Sebuah pernyataan dan jawaban

164 2 3
                                    

Awal Maret, 2009.

"and finally...you're fallin in love, huh ?"

Tepat setelah hampir 3 minggu setelah kejadian di Bromo, ia mengajak Shella untuk hangout ke mall. Tidak hanya sekedar hangout, mereka juga saling bertukar cerita. Kini mereka berdua duduk di sebuah cafe yang terletak di bagian mall yang pengunjungnya tidak seramai bagian-bagian mall yang lainnya.

"I don't know..." Karin mengangkat bahu. Ia menatap gelas berisi lemon tea nya tersisa setengah. "Setelah dia ngomong gitu nyatanya sekarang dia ngilang..sama sekali nggak ada kabar..nggak sms atau apa..udah hampir tiga minggu Shell..jangan-jangan dia Cuma guyon..."

"Haha jangan mikir yang enggak-enggak dong Rin.." Shella tertawa pelan melihat temannya yang ternyata bisa mendadak risau selain masalah tugas-tugas kampus. "Mungkin dia lagi butuh waktu juga..butuh waktu berpikir..dia nggak mau ngasih harapan kamu..Mau mantepin perasaannya..Sade pasti kasih penjelasan kamu nanti..."

Karin menghela nafas. Entah menurutnya, lebih baik dia mengerjakan soal-soal statistika ketimbang terjebak cinta-cintaan seperti ini. Sejujurnya, ia masih trauma dengan kisahnya dengan Ardi yang sudah hampir 2 tahun berlalu itu. Terlebih lagi Sade adalah sahabat dekat Ardi. Ia takut Sade akan melakukan hal yang serupa dengan Ardi. Apalagi ia juga tahu track record Sade selama ini. Huf..Cinta ini rumit batin Karin.

"Semua terserah kamu Rin..kamu yang ngejalanin..Kamu tahu yang terbaik..kalo memang Sade terbaik buat kamu saat ini ya...why not ? Nggak usah mikir yang macem-macem..jalanin aja apa yang menurutmu benar..." saran bijak Shella membuat Karin sedikit tenang. "Gimana..sudah pantes jadi psikolog kan ? apalagi kata-kataku setahun lalu terbukti bener kan ?"

"Lebih pantes jadi dukun tapi.." Karin tersenyum jahil. Shella pura-pura manyun. "Waduuuh hujan..." Karin melihat ke arah luar jendela. Nampak hujan deras telah membasahi dinding cafe tersebut.

"Kamu pulangnya gimana ? Sama Pak Pardi kan ?" Shella menyebutkan supir yang setia mengantar jemput Karin selama kuliah ini.

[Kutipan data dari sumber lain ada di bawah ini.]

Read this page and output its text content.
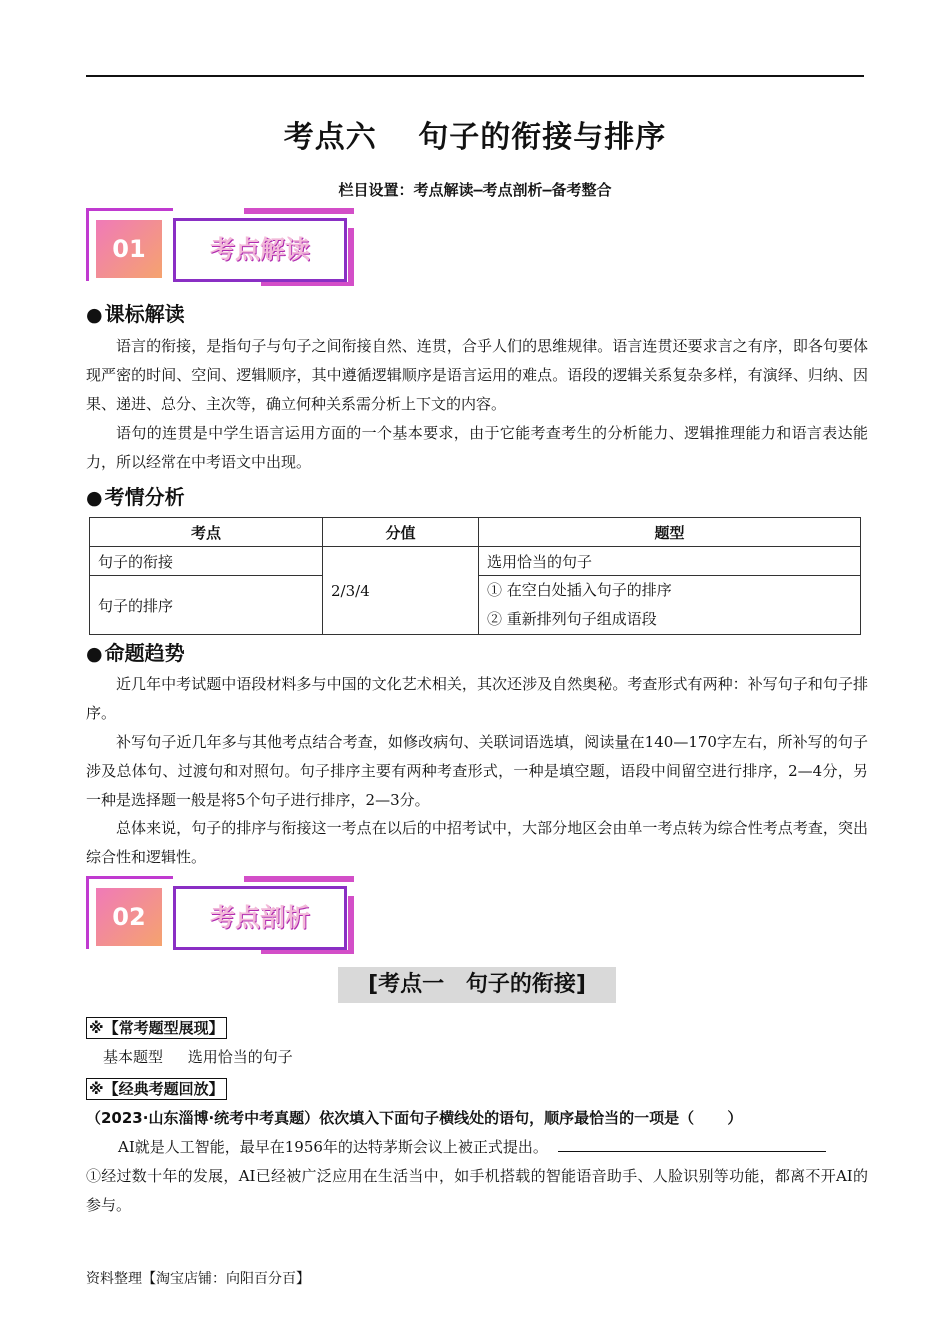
考点六 句子的衔接与排序
栏目设置：考点解读—考点剖析—备考整合
01	考点解读
● 课标解读

语言的衔接，是指句子与句子之间衔接自然、连贯，合乎人们的思维规律。语言连贯还要求言之有序，即各句要体现严密的时间、空间、逻辑顺序，其中遵循逻辑顺序是语言运用的难点。语段的逻辑关系复杂多样，有演绎、归纳、因果、递进、总分、主次等，确立何种关系需分析上下文的内容。

语句的连贯是中学生语言运用方面的一个基本要求，由于它能考查考生的分析能力、逻辑推理能力和语言表达能力，所以经常在中考语文中出现。

● 考情分析
考点	分值	题型
句子的衔接	2/3/4	选用恰当的句子
句子的排序		① 在空白处插入句子的排序
② 重新排列句子组成语段
● 命题趋势

近几年中考试题中语段材料多与中国的文化艺术相关，其次还涉及自然奥秘。考查形式有两种：补写句子和句子排序。

补写句子近几年多与其他考点结合考查，如修改病句、关联词语选填，阅读量在140—170字左右，所补写的句子涉及总体句、过渡句和对照句。句子排序主要有两种考查形式，一种是填空题，语段中间留空进行排序，2—4分，另一种是选择题一般是将5个句子进行排序，2—3分。

总体来说，句子的排序与衔接这一考点在以后的中招考试中，大部分地区会由单一考点转为综合性考点考查，突出综合性和逻辑性。

02	考点剖析
[考点一 句子的衔接]
※【常考题型展现】
基本题型 选用恰当的句子
※【经典考题回放】
（2023·山东淄博·统考中考真题）依次填入下面句子横线处的语句，顺序最恰当的一项是（ ）
AI就是人工智能，最早在1956年的达特茅斯会议上被正式提出。

①经过数十年的发展，AI已经被广泛应用在生活当中，如手机搭载的智能语音助手、人脸识别等功能，都离不开AI的参与。

资料整理【淘宝店铺：向阳百分百】
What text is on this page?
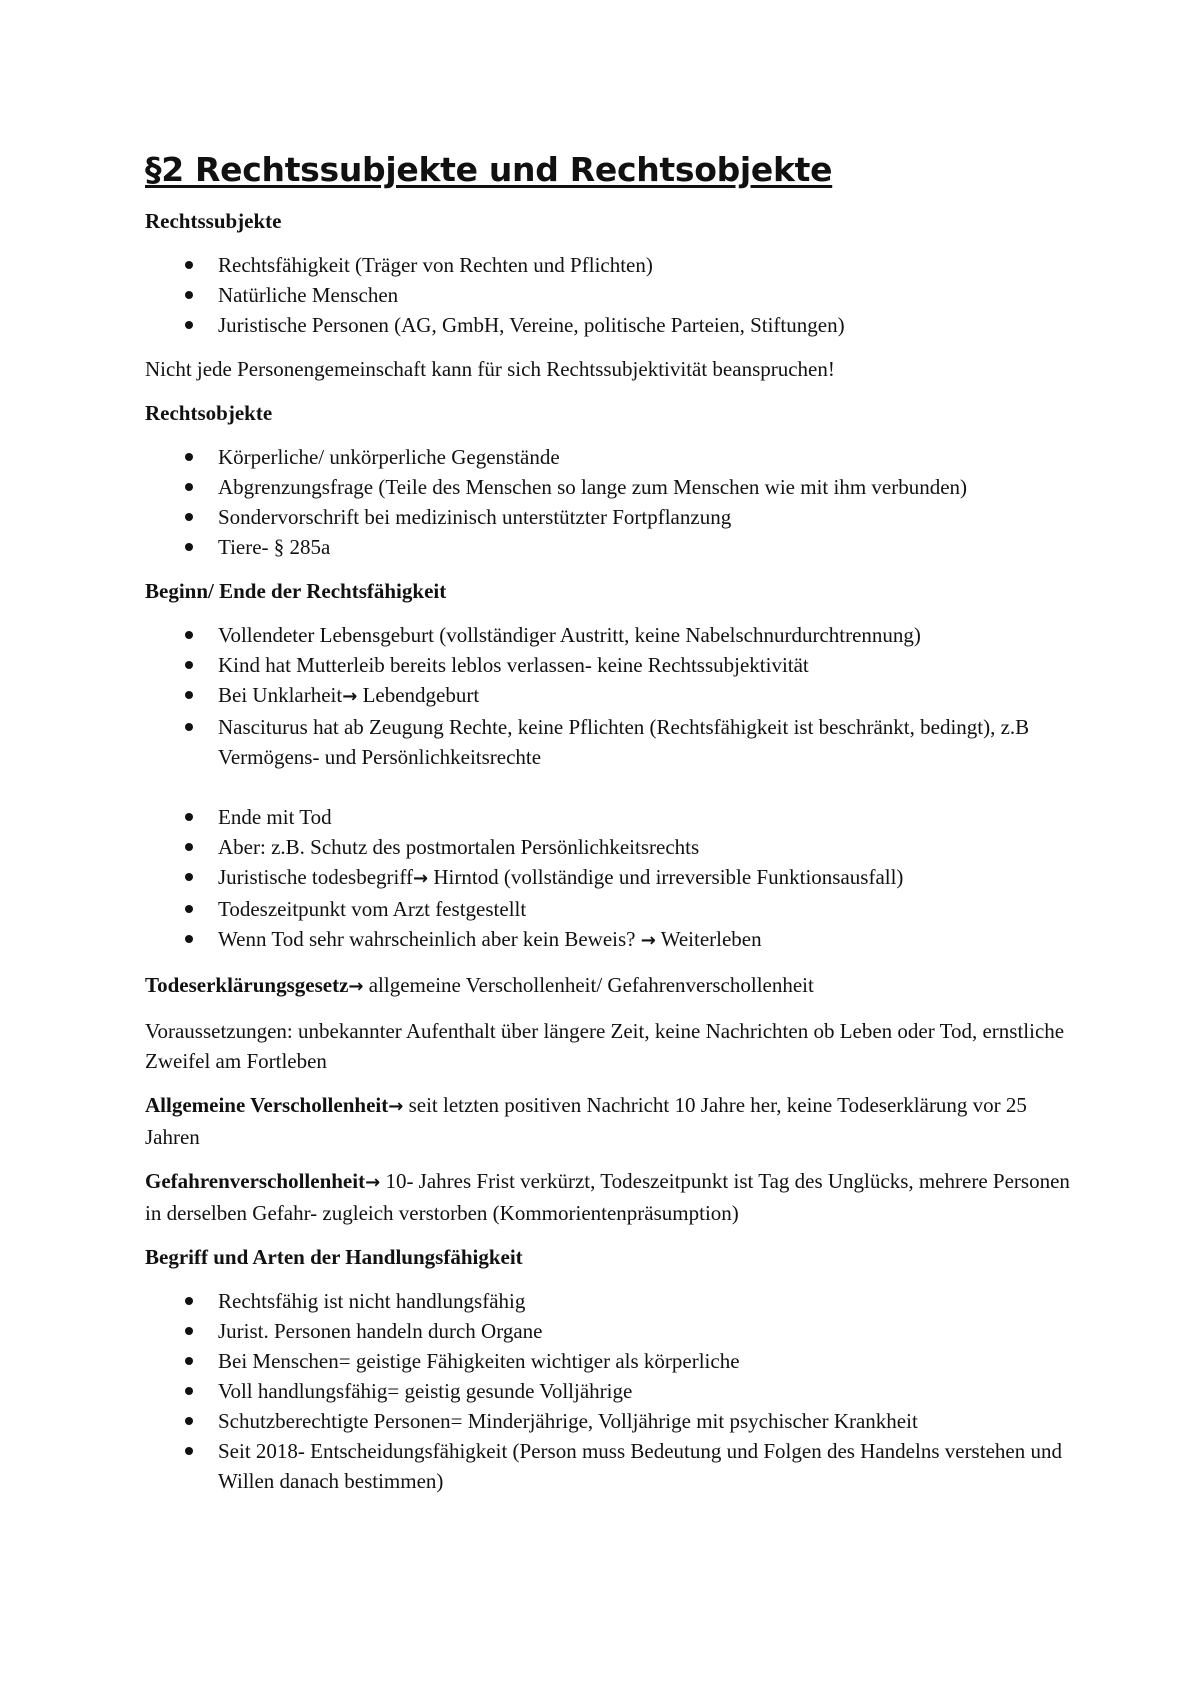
§2 Rechtssubjekte und Rechtsobjekte
Rechtssubjekte
Rechtsfähigkeit (Träger von Rechten und Pflichten)
Natürliche Menschen
Juristische Personen (AG, GmbH, Vereine, politische Parteien, Stiftungen)

Nicht jede Personengemeinschaft kann für sich Rechtssubjektivität beanspruchen!

Rechtsobjekte
Körperliche/ unkörperliche Gegenstände
Abgrenzungsfrage (Teile des Menschen so lange zum Menschen wie mit ihm verbunden)
Sondervorschrift bei medizinisch unterstützter Fortpflanzung
Tiere- § 285a
Beginn/ Ende der Rechtsfähigkeit
Vollendeter Lebensgeburt (vollständiger Austritt, keine Nabelschnurdurchtrennung)
Kind hat Mutterleib bereits leblos verlassen- keine Rechtssubjektivität
Bei Unklarheit→ Lebendgeburt
Nasciturus hat ab Zeugung Rechte, keine Pflichten (Rechtsfähigkeit ist beschränkt, bedingt), z.B Vermögens- und Persönlichkeitsrechte
Ende mit Tod
Aber: z.B. Schutz des postmortalen Persönlichkeitsrechts
Juristische todesbegriff→ Hirntod (vollständige und irreversible Funktionsausfall)
Todeszeitpunkt vom Arzt festgestellt
Wenn Tod sehr wahrscheinlich aber kein Beweis? → Weiterleben

Todeserklärungsgesetz→ allgemeine Verschollenheit/ Gefahrenverschollenheit

Voraussetzungen: unbekannter Aufenthalt über längere Zeit, keine Nachrichten ob Leben oder Tod, ernstliche Zweifel am Fortleben

Allgemeine Verschollenheit→ seit letzten positiven Nachricht 10 Jahre her, keine Todeserklärung vor 25 Jahren

Gefahrenverschollenheit→ 10- Jahres Frist verkürzt, Todeszeitpunkt ist Tag des Unglücks, mehrere Personen in derselben Gefahr- zugleich verstorben (Kommorientenpräsumption)

Begriff und Arten der Handlungsfähigkeit
Rechtsfähig ist nicht handlungsfähig
Jurist. Personen handeln durch Organe
Bei Menschen= geistige Fähigkeiten wichtiger als körperliche
Voll handlungsfähig= geistig gesunde Volljährige
Schutzberechtigte Personen= Minderjährige, Volljährige mit psychischer Krankheit
Seit 2018- Entscheidungsfähigkeit (Person muss Bedeutung und Folgen des Handelns verstehen und Willen danach bestimmen)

"Seharusnya begitu..Tapi Pak Pardi lagi jemput ibu di kantor harusnya jam segini.." Karin melirik jam tangannya. Sudah pukul 5. Ia yakin pak Pardi masih terjebak di sekitaran kantor ibu. "Gampang deh..aku nunggu aja kalo nggak naksi...Kamu sendiri ?"

"Dijemput yayang..hihihi..." Shella tersenyum centil. Karin Cuma bisa geleng-geleng lihat kawannya satu ini. Meskipun Shella ini unprecditable, nyatanya ia bisa bertahan 4 tahun dengan pacarnya itu. Keren.

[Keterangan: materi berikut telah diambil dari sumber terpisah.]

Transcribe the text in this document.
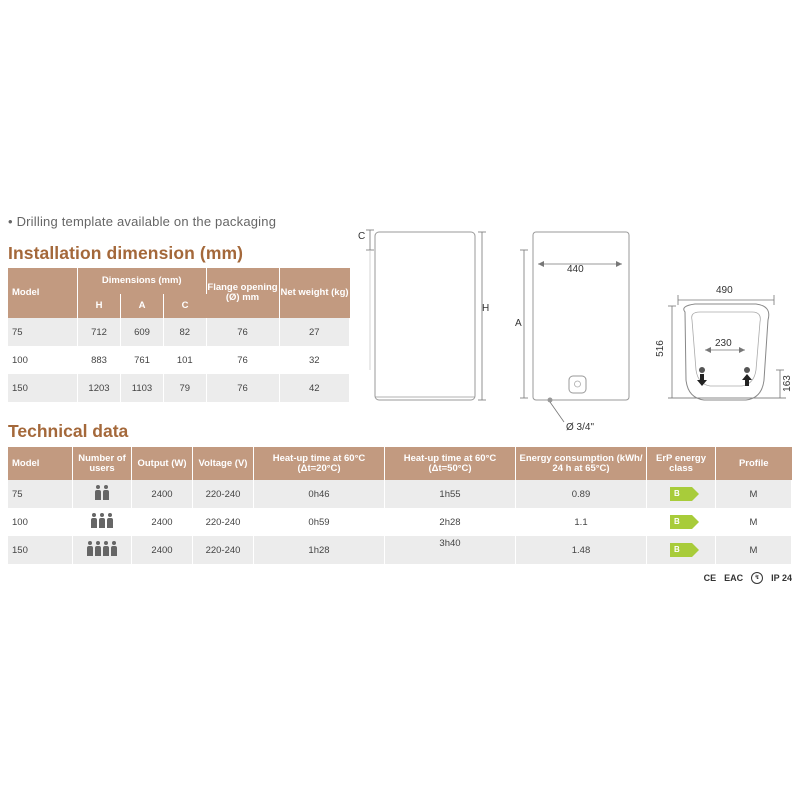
• Drilling template available on the packaging
Installation dimension (mm)
Model	Dimensions (mm)			Flange opening (Ø) mm	Net weight (kg)
	H	A	C		
75	712	609	82	76	27
100	883	761	101	76	32
150	1203	1103	79	76	42
C
H
A
440
Ø 3/4"
490
230
516
163
Technical data
Model	Number of users	Output (W)	Voltage (V)	Heat-up time at 60°C (Δt=20°C)	Heat-up time at 60°C (Δt=50°C)	Energy consumption (kWh/ 24 h at 65°C)	ErP energy class	Profile
75		2400	220-240	0h46	1h55	0.89	B	M
100		2400	220-240	0h59	2h28	1.1	B	M
150		2400	220-240	1h28	3h40	1.48	B	M
CE EAC	↯	IP 24
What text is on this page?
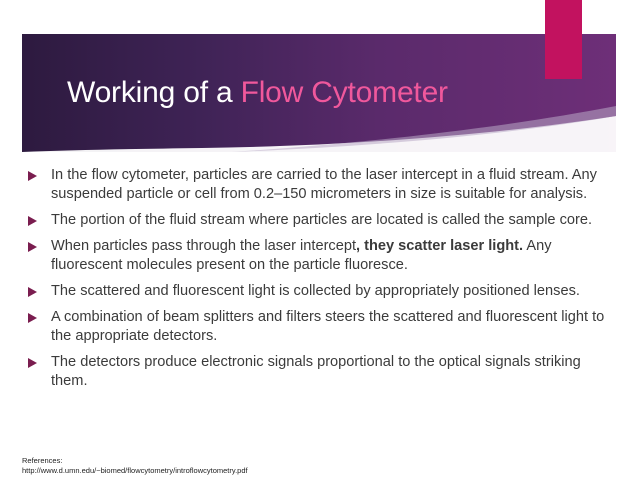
Working of a Flow Cytometer
In the flow cytometer, particles are carried to the laser intercept in a fluid stream. Any suspended particle or cell from 0.2–150 micrometers in size is suitable for analysis.
The portion of the fluid stream where particles are located is called the sample core.
When particles pass through the laser intercept, they scatter laser light. Any fluorescent molecules present on the particle fluoresce.
The scattered and fluorescent light is collected by appropriately positioned lenses.
A combination of beam splitters and filters steers the scattered and fluorescent light to the appropriate detectors.
The detectors produce electronic signals proportional to the optical signals striking them.
References:
http://www.d.umn.edu/~biomed/flowcytometry/introflowcytometry.pdf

Drrtz..Drrtz...Hp Karin bergetar. Ada SMS masuk.

From : Sade

Coba lihat ke arah jam 3 dari tempatmu.

Karin mengerutkan kening. Kemudian ia mengarahkan pandangannya ke arah jam 3 sesuai instruksi Sade tadi. Nampak seorang cowok berkaos biru sedang menikmati secangkir kopi dengan santai. Dan itu Sade.

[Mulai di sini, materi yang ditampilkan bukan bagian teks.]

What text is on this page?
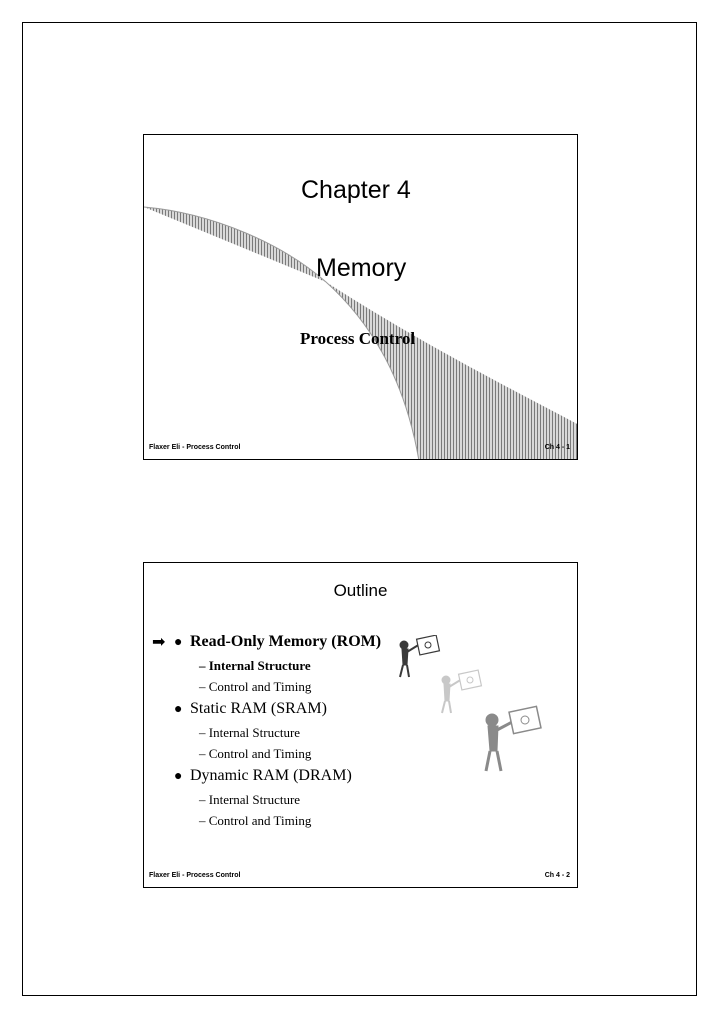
Chapter 4
Memory
Process Control
Flaxer Eli - Process Control	Ch 4 - 1
Outline
➡ ● Read-Only Memory (ROM)
– Internal Structure
– Control and Timing
● Static RAM (SRAM)
– Internal Structure
– Control and Timing
● Dynamic RAM (DRAM)
– Internal Structure
– Control and Timing
Flaxer Eli - Process Control	Ch 4 - 2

"Siapa Rin ?" Shella memperhatikan Karin yang sedari tadi celingukan.

"Sade.." Jawab Karin nyaris tak terdengar. "Umur panjang itu anak..bisa-bisanya kita ngomongin dia dan ternyata dia ada disekitar kita...turunan orang sakti..."

Shella tertawa ngakak mendengar gumaman Karin. Konyol sekali anak ini. "Jodoh nggak kemana..Yuk aku anterin ke Sade.."

"Ngapain..biarin aja..." Karin pura-pura cuek. Tapi tatapan matanya terkadang melirik-lirik Sade. Kemudian ia pura-pura sibuk bermain Hpnya.

"Hai Sade..." Tiba-tiba Shella berseru, menyapa Sade yang ternyata kini sudah berdiri di sebelah sofa Karin. "Apa kabarnya?"

"Hai Shell..baik aja kok..Kalian udah lama disini ?" Sade nampak beramah tamah dengan Shella yang notabane teman SMAnya itu.